Owner of Holiday Inn, Crowne Plaza and Hotel Indigo brands reported 4% rise in revenues and 7% rise in operating profits. Confident outlook enabled group to raise interim dividend by 10%.
As Intercontinental Hotels reports its first half results Helal Miah, investment research analyst at The Share Centre, explains what it means for investors:
Intercontinental Hotels Group (IHG), the owner of Holiday Inn, Crowne Plaza and Hotel Indigo, today reported its half year results in which it said that underlying revenues came in at $788m, up 4% on the same period last year, while operating profits rose by 7% to $365m.

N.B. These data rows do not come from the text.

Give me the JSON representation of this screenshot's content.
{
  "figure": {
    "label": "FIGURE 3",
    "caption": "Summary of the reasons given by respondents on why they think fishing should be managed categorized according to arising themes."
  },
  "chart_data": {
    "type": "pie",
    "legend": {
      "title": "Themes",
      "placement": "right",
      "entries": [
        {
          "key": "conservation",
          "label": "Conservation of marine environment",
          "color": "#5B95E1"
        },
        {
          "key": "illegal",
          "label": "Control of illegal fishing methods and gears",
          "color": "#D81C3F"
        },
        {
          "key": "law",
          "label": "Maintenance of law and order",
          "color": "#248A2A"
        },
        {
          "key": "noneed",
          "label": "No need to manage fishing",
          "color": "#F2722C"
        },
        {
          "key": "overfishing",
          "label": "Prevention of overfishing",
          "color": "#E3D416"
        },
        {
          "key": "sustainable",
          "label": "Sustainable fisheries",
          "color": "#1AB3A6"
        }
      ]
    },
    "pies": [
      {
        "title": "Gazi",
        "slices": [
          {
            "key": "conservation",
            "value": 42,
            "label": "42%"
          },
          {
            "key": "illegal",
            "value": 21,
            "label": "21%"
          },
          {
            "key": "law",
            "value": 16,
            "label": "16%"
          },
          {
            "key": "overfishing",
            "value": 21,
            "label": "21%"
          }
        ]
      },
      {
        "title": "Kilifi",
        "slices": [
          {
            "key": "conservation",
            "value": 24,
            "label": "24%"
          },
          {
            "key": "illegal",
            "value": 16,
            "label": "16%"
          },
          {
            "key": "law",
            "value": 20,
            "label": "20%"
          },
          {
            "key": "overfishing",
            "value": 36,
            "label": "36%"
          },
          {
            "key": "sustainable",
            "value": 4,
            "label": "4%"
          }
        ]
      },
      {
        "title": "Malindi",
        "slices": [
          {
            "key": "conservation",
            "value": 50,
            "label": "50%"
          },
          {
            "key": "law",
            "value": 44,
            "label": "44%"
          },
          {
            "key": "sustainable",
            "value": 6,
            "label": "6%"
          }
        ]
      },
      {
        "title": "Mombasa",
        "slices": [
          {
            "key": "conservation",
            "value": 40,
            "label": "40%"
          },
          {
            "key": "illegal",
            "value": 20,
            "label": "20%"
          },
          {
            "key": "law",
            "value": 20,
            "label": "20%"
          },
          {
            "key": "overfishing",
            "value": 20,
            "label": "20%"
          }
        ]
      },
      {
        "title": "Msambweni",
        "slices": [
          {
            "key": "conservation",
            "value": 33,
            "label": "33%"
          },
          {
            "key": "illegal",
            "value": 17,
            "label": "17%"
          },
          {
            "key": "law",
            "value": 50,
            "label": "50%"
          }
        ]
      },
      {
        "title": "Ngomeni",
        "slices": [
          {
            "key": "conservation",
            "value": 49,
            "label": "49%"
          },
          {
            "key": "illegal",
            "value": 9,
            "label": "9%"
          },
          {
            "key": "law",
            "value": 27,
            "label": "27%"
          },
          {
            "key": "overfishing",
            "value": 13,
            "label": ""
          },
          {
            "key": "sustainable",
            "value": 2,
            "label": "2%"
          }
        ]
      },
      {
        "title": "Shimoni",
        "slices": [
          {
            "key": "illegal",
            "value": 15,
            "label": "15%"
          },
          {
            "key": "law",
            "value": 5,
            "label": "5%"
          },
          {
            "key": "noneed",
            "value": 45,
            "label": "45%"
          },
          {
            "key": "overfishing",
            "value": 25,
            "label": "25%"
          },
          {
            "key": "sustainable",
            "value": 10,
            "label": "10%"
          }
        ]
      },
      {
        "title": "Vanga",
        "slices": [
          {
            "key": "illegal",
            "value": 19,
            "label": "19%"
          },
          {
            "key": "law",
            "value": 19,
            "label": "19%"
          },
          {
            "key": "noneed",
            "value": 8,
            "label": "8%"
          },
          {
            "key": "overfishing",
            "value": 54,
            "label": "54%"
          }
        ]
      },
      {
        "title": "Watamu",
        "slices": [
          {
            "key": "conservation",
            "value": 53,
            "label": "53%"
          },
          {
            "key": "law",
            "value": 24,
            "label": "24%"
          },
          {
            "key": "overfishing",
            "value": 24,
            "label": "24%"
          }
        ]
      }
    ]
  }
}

These gains were driven by Revenue Per Available Room (RevPAR) growth of 2.1%, an improvement in occupancy rates and the expansion in the size of its network as 23,000 new rooms were added, including 3,500 in Saudi Arabia.
Interested investors will note that the shares opened lower by around 4% on the back of today's news as the numbers fell short of expectations. The disappointment seems to come from the company's largest regional exposure, the Americas, while the Middle Eastern Markets were also weak.
Nonetheless, investors should appreciate that management are still very growth orientated despite having just passed the landmark of 1 million open or pipeline rooms. The company has just launched a high quality midscale brand in the US, it continues to grow its boutique brands in Europe and it has 32,000 rooms in the pipeline as it looks to deliver more growth through technology and loyalty.
With this relatively confident outlook, the group and the new CEO have today announced that it will raise the interim dividend by 10%. However, having had a great run, we continue to recommend Intercontinental Hotels Group as a 'hold' for medium risk investors seeking growth.
For investors interested in this industry, our preference is PPHE Hotel Group due to the company's success in growing in a niche part of the hotel sector and the potential for further growth in London and Europe.